Few car brands have as distinct a visual signature as Mini. A simple silhouette instantly defines a car as a Mini. If any other car company were to design something similar, it would feel like a cheap trick. That must make designing a new Mini challenging — how do you update an icon without just watering it down?
But someone got the assignment. Mini has promised to sell nothing but electric cars by 2030. So the company needs to figure out what an electric Mini looks like. It needs a look that is Mini enough to be instantly recognizable but different enough to spark curiosity about what’s new.
Enter the Mini Aceman (not to be confused with the Mini Paceman).
Updated Silhouette
The Aceman is just a concept — a design study intended to show what future cars might look like. But Mini calls it “the dawn of a new Mini design era” and a signal of what’s to come.
The company has offered no mechanical details beyond saying that the Aceman is all-electric. So we’ll focus on aesthetics for now.
It updates the traditional Mini silhouette by insetting the rear pillars more than we’ve seen before, giving clearer separation between sheet metal and glass. But the proportions are within the usual range — 10 inches shorter than the Countryman crossover but almost identical in height and width.
The wheel wells are more angular than any prior Mini.
Appreciating those changes is a matter of taste. But to see Mini drift a little closer to everyone else’s designs makes us a little nervous.
Familiar UK Flag Theme
Thankfully, they fix that problem with Union Jacks. There are, of course, the usual Union Jack tail lights. But designers have outdone themselves, adding a roof rack based on Her Majesty’s Naval Ensign.

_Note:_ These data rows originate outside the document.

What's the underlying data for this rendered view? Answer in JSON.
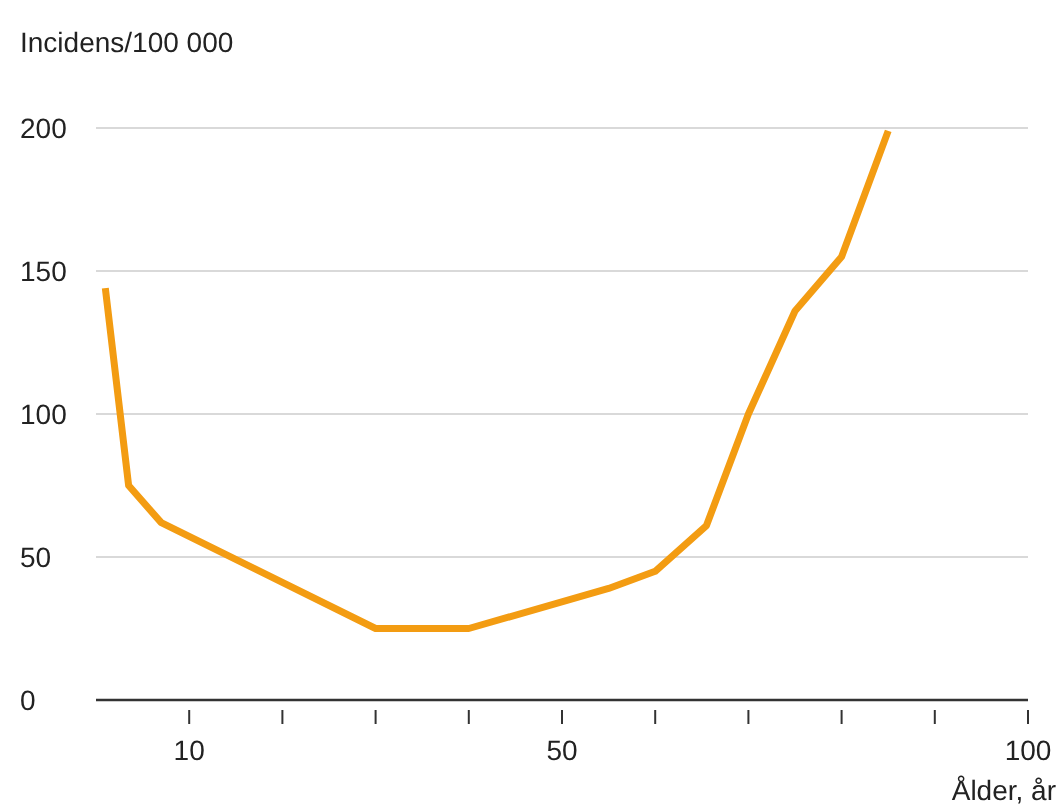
{
  "chart_data": {
    "type": "line",
    "ylabel": "Incidens/100 000",
    "xlabel": "Ålder, år",
    "x": [
      1,
      3.5,
      7,
      30,
      40,
      55,
      60,
      65.5,
      70,
      75,
      80,
      85
    ],
    "series": [
      {
        "color": "#f39c12",
        "values": [
          144,
          75,
          62,
          25,
          25,
          39,
          45,
          61,
          100,
          136,
          155,
          199
        ]
      }
    ],
    "xlim": [
      0,
      100
    ],
    "ylim": [
      0,
      200
    ],
    "xticks": [
      10,
      {
        "value": 20,
        "label": null
      },
      {
        "value": 30,
        "label": null
      },
      {
        "value": 40,
        "label": null
      },
      50,
      {
        "value": 60,
        "label": null
      },
      {
        "value": 70,
        "label": null
      },
      {
        "value": 80,
        "label": null
      },
      {
        "value": 90,
        "label": null
      },
      100
    ],
    "yticks": [
      0,
      50,
      100,
      150,
      200
    ],
    "grid": "y",
    "marker": "none",
    "line_style": "solid"
  }
}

EVs lack traditional grilles (no engine to cool). Designers outlined the absence of one in an LED light strip and replaced it with a pixelated set of LEDs that can light up as — we’ll give you one guess.
Yup:
Interior — No Leather, Chrome, or Aesthetic Restraint
The exterior is tame enough to be believable as a production car. But…there’s no way around this… inside it looks like some cyberpunk clown graffiti artists are probably in trouble for this. The seats wear a riot of fabrics stitched in nearly-random patterns, including signs of a tic-tac-toe game in neon colors.
The classic circular center cluster has been replaced with a circular touchscreen. It juts forward from the dash by a few inches. That allowed designers to affix projectors to the rear and sides of it, which project moving images onto the rest of the dashboard like light graffiti.
Most concept cars include flourishes that never make it to production. We’re confident that Mini’s safety experts will nix the moving light show on the dash before this becomes an actual product.
What probably will make it into production Minis is the total lack of chrome and leather. Mini calls it “responsible material design.”
The Aceman isn’t meant to preview a specific production car, so we don’t expect to see it for sale. But Mini says it “puts the spotlight on the design and technological innovations MINI sees as defining the brandtypical driving pleasure of the future.” Brandtypical. Because why not invent words to describe a car with a green velour steering wheel?
The Aceman will, fittingly, make its first public appearance at next month’s Gamescom 2022 computer and video games fair in Germany.